The replay value is evident in the Career mode, which is where most of your time will be spent. Career mode piles up dozens of golfing challenges in each of the six real-life courses found in the game. Long drive contests, par 5 challenges, skins matches, and chipping challenges are just a few of the many different games you’ll have to play in order to learn the game and increase your created golfer’s attributes. Each challenge can be passed for experience points or mastered for more experience points as well as bonuses like new gear. Some of the challenges had me swearing in frustration (especially the long drive ones) but they pay off and certainly made me a better player in the game. Completing these challenges eventually lets you get your PGA Card, which allows you to play in PGA tournaments and events that earn you more money, skill points, and recognition as a PGA golfer.

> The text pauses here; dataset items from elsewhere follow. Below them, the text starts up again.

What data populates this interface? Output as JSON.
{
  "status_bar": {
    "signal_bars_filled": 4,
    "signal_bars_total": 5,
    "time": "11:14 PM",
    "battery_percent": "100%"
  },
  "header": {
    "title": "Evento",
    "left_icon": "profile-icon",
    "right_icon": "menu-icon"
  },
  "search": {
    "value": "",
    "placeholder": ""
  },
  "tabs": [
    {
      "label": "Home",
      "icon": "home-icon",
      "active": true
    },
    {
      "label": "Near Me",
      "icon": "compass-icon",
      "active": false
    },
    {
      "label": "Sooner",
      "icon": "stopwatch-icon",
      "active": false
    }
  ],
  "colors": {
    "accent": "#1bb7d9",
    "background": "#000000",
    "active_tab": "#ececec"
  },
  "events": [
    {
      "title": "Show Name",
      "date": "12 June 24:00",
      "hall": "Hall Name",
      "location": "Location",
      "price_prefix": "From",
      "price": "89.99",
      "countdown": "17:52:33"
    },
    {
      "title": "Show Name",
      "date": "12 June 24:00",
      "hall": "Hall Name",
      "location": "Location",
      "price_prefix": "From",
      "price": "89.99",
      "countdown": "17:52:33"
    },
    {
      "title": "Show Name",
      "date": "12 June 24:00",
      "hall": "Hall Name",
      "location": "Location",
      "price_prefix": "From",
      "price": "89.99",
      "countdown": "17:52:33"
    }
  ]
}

Visually, Tiger 06 is absolutely breathtaking. The realistic shadow effects of each course and the particle effects that come from hitting the ball out of heavy grass are just two examples that come to mind when I think about how amazing this game looks. There’s only one gripe. Every player looks like they could melt like plastic if left in the sun for too long while having a bad hair day to boot. Besides this, Tiger 06 is a visual treat. The commentary is done pretty well, and the ambience of golf is captured beautifully when the crowd isn’t roaring after a 300-yard blast.

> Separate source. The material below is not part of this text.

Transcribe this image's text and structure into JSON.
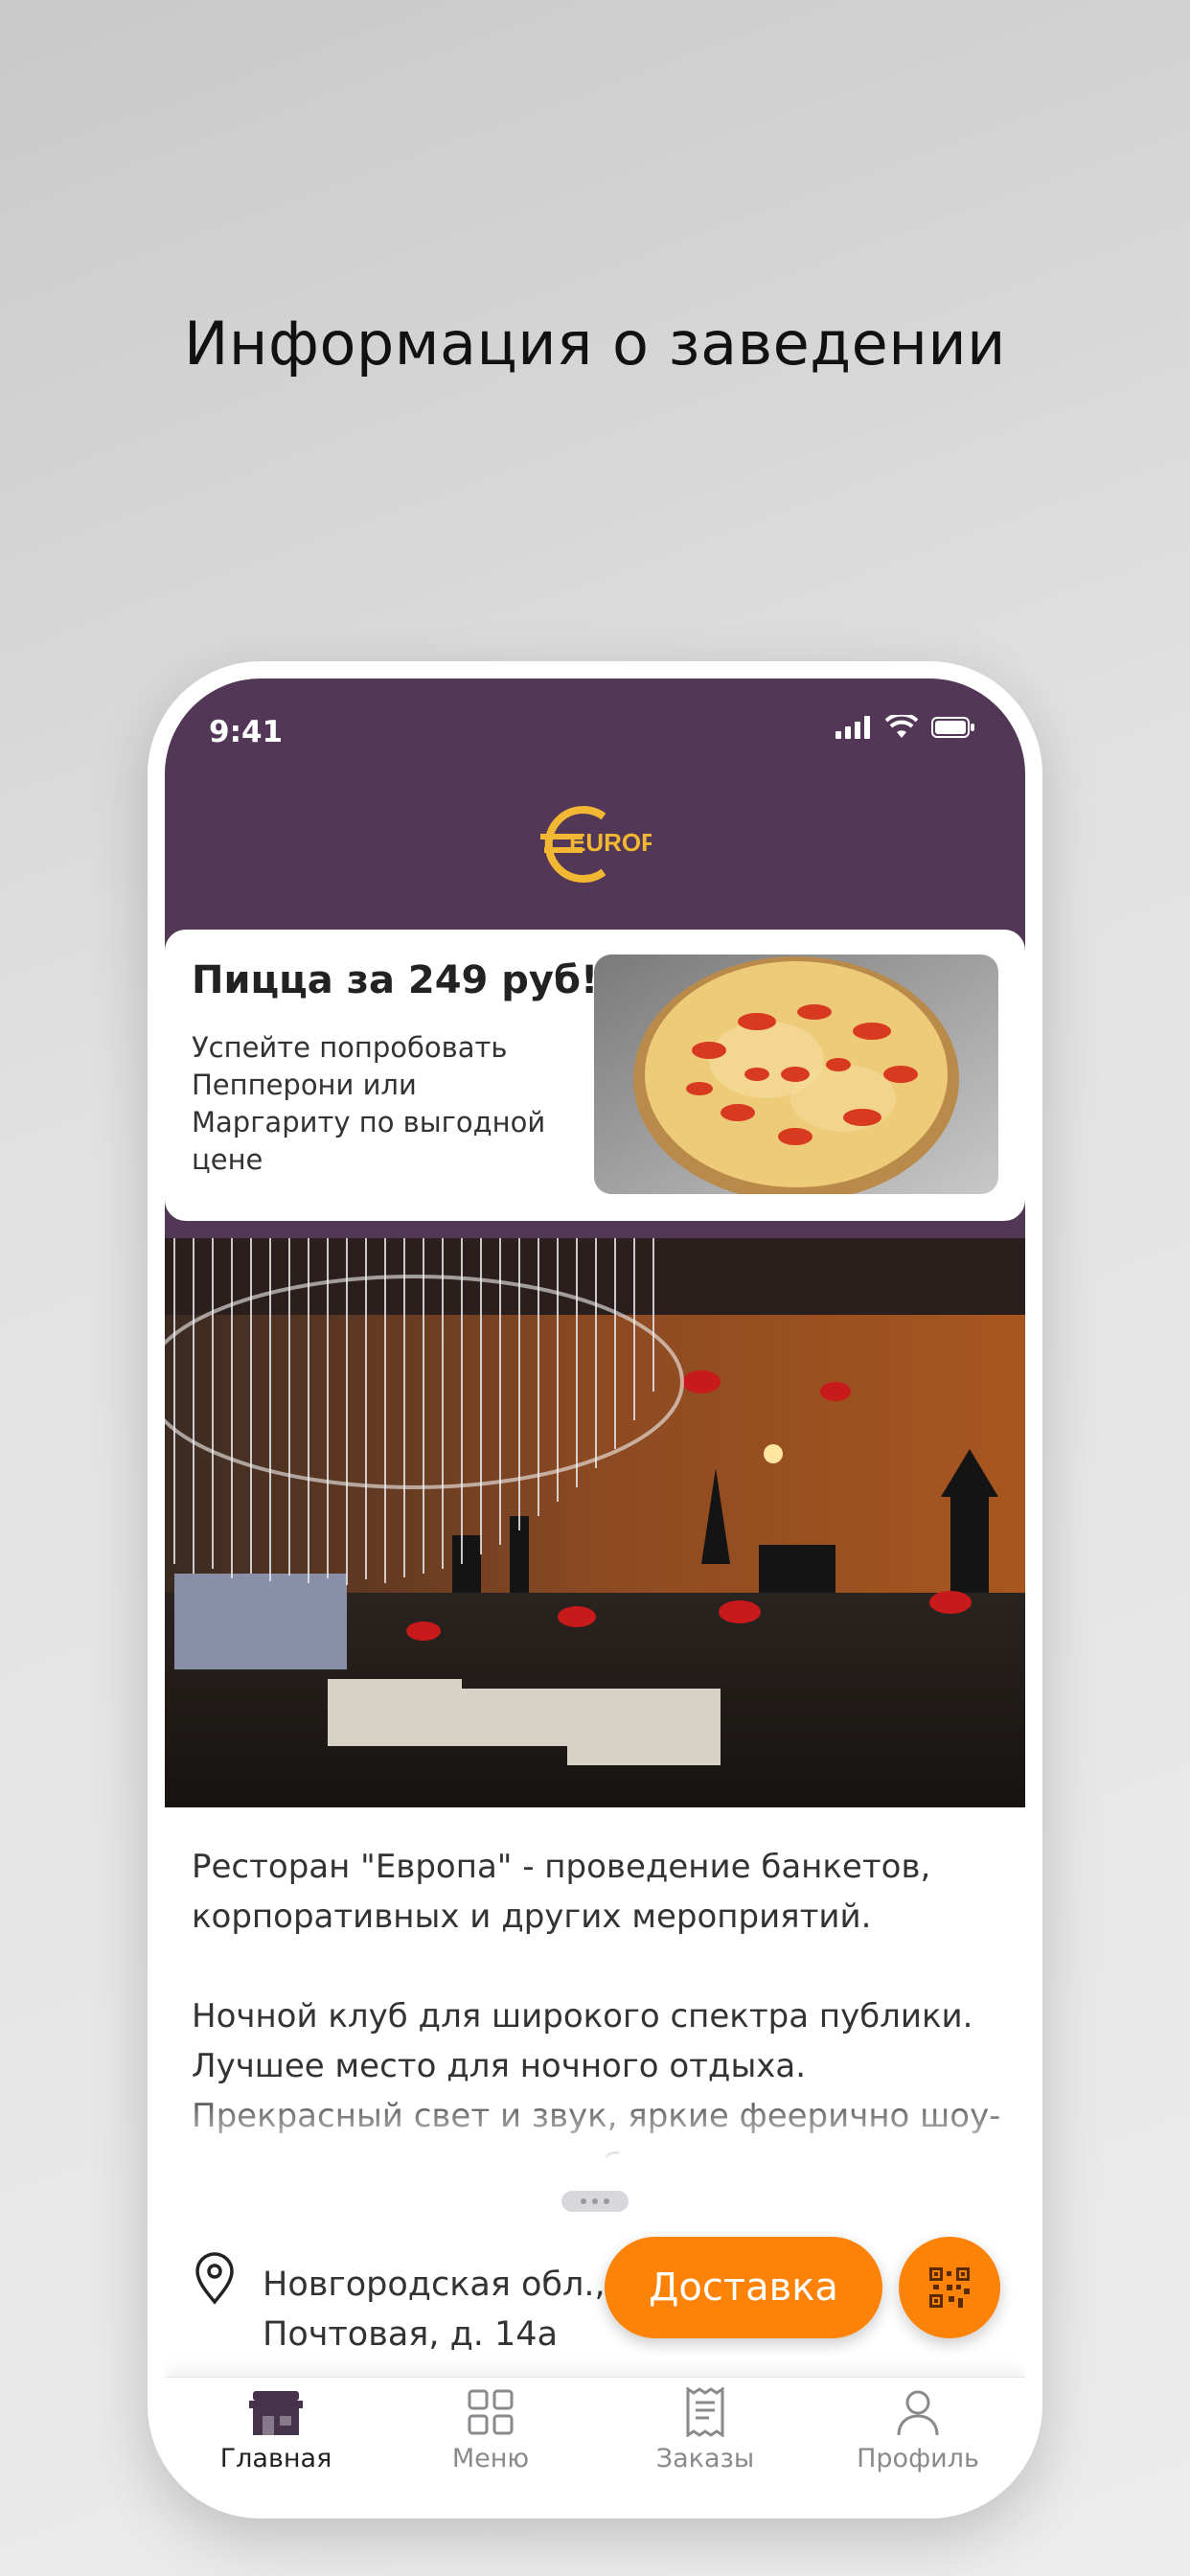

As I said earlier, there are only six courses, and this is where I have to stop praising Tiger 06. I can understand six courses in a game like Hot Shots Golf. I can’t really accept it with Tiger 06, especially when the current-gen versions have twice as many locations. Sure, you can still hit the beautiful coast of Pebble Beach or the super-difficult TPC at Sawgrass, but after six courses, there isn’t anything else. It also doesn’t help that there’s only the Career mode to play in the Xbox 360 version. You can play online, which is nice and works out well without much holdup. But between career and online gameplay modes, there isn’t much to do here. Because of that, I don’t know how to recommend this title. I mentioned at the start of this review that Tiger 06 is a great game, and I’d like to repeat that. If you’re looking for a good golf game and you don’t have a PSP to play Hot Shots Golf: Open Tee or an Xbox to play the current-gen version of Tiger Woods 06, this is the best golfing game you could possibly buy. Like the rest of the EA Sports Xbox 360 lineup, I hope next year’s version of Tiger is fleshed out and features more while continuing to improve on the great gameplay.